Il est clair que la question ne peut être discutée utilement sous une forme aussi absolue. En effet, une première restriction est à faire, eu égard aux conditions de l'extraction. Il est préférable de renoncer à une extraction non urgente, plutôt que de la faire dans de mauvaises conditions, avec un matériel ou un personnel insuffisant. Si nous supposons qu'à ce point de vue la sécurité est complète, on pourra affirmer, en se basant sur l'ensemble des opinions les plus autorisées, que, tout au moins, quand la blessure est récente, il y a toujours intérêt à tenter l'extraction.

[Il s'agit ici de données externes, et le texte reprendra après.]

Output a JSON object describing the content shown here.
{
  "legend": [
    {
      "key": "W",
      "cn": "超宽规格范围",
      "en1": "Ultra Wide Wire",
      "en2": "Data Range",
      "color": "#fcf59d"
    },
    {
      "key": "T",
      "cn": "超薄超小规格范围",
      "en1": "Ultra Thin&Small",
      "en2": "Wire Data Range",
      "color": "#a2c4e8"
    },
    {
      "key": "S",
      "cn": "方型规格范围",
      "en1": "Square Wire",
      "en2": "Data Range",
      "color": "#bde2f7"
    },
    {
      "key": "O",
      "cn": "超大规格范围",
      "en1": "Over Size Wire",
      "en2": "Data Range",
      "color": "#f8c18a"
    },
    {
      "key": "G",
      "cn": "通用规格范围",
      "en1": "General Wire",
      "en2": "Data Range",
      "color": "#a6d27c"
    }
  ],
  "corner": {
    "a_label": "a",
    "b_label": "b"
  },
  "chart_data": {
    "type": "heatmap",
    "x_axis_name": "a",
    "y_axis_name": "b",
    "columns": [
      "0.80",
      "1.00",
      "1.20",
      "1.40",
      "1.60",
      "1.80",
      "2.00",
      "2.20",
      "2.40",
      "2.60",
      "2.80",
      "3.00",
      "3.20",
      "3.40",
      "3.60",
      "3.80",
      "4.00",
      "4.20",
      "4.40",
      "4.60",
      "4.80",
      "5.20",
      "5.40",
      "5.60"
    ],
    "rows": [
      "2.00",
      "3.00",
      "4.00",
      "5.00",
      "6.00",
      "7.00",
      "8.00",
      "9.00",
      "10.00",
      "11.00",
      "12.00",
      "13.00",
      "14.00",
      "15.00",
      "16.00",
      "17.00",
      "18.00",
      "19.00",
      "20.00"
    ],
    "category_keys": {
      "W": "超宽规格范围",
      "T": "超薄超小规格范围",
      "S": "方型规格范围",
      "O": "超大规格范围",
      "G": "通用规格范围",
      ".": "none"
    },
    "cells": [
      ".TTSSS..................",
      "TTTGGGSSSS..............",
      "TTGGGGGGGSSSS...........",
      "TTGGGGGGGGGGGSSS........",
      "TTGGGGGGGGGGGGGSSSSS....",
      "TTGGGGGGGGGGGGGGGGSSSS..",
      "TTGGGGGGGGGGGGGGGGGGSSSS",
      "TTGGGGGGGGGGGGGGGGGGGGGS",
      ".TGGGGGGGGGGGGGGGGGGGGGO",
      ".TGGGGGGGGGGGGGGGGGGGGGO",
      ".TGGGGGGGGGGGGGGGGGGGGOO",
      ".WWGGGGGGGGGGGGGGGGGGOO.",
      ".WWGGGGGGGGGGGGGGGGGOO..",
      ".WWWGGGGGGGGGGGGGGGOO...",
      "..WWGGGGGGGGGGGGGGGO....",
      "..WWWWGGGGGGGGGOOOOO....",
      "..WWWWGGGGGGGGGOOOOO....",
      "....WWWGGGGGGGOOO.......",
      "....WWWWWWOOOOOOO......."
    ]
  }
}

En effet, les corps étrangers sont, dans l'organisme, une cause fréquente de suppurations, soit parce qu'ils ont entraîné avec eux des germes d'infection, des débris de terre ou de vêtements souillés, soit même seulement parce que par leur contact ils irritent les tissus et en empêchent la guérison. D'autre part, quand la plaie est neuve, le trajet ouvert, l'extraction est souvent très facile; souvent le chirurgien peut suivre le trajet, sans délabrement supplémentaire, quand il est aidé par l'examen radiologique; il peut, dans bien des cas, retirer en peu de minutes un ou plusieurs éclats qui se trouvent dans la plaie. Ainsi, toute cause d'infection se trouve supprimée par une opération facile et bénigne, alors qu'ayant abandonné un projectile dans la plaie, on risque la nécessité d'une opération à faire plus tard dans des conditions moins favorables, souvent avec fièvre et suppuration. Ces corps étrangers faciles à atteindre, formaient la grande majorité du nombre total; l'utilité de leur extraction immédiate a été si bien reconnue par les chirurgiens que, dans les dernières années de la guerre, on les opérait fréquemment quelques heures seulement après la blessure, dans des ambulances toutes proches de la ligne de feu. Les blessés ainsi opérés guérissent très rapidement.

Quand la blessure est grave, et que le corps étranger a pénétré plus profondément, la décision à prendre est moins évidente. Certains blessés ne peuvent, pendant quelque temps, être opérés sans danger, et il peut être plus prudent de s'abstenir de toute intervention. Pourtant, il est rare que l'on ait intérêt à abandonner dans le corps des éclats d'obus ou des balles; il est, en tout cas, évident qu'il n'aurait pu être question d'y abandonner des fragments de grosses dimensions, fréquemment observés pendant la guerre (voir planche X). J'en ai vu, à plusieurs reprises, qui ne mesuraient pas moins de 10 centimètres dans leur plus grande dimension, et l'on peut s'étonner qu'une masse semblable, pénétrant à la vitesse de quelques centaines de mètres à la seconde, ne produise pas de résultats encore plus meurtriers que ceux que nous avons eu à déplorer.


PLANCHE X. — Radiographie d'une main. On voit un gros éclat d'obus dont la présence a été révélée par la radiographie. Fractures de deux os du carpe et du métacarpe.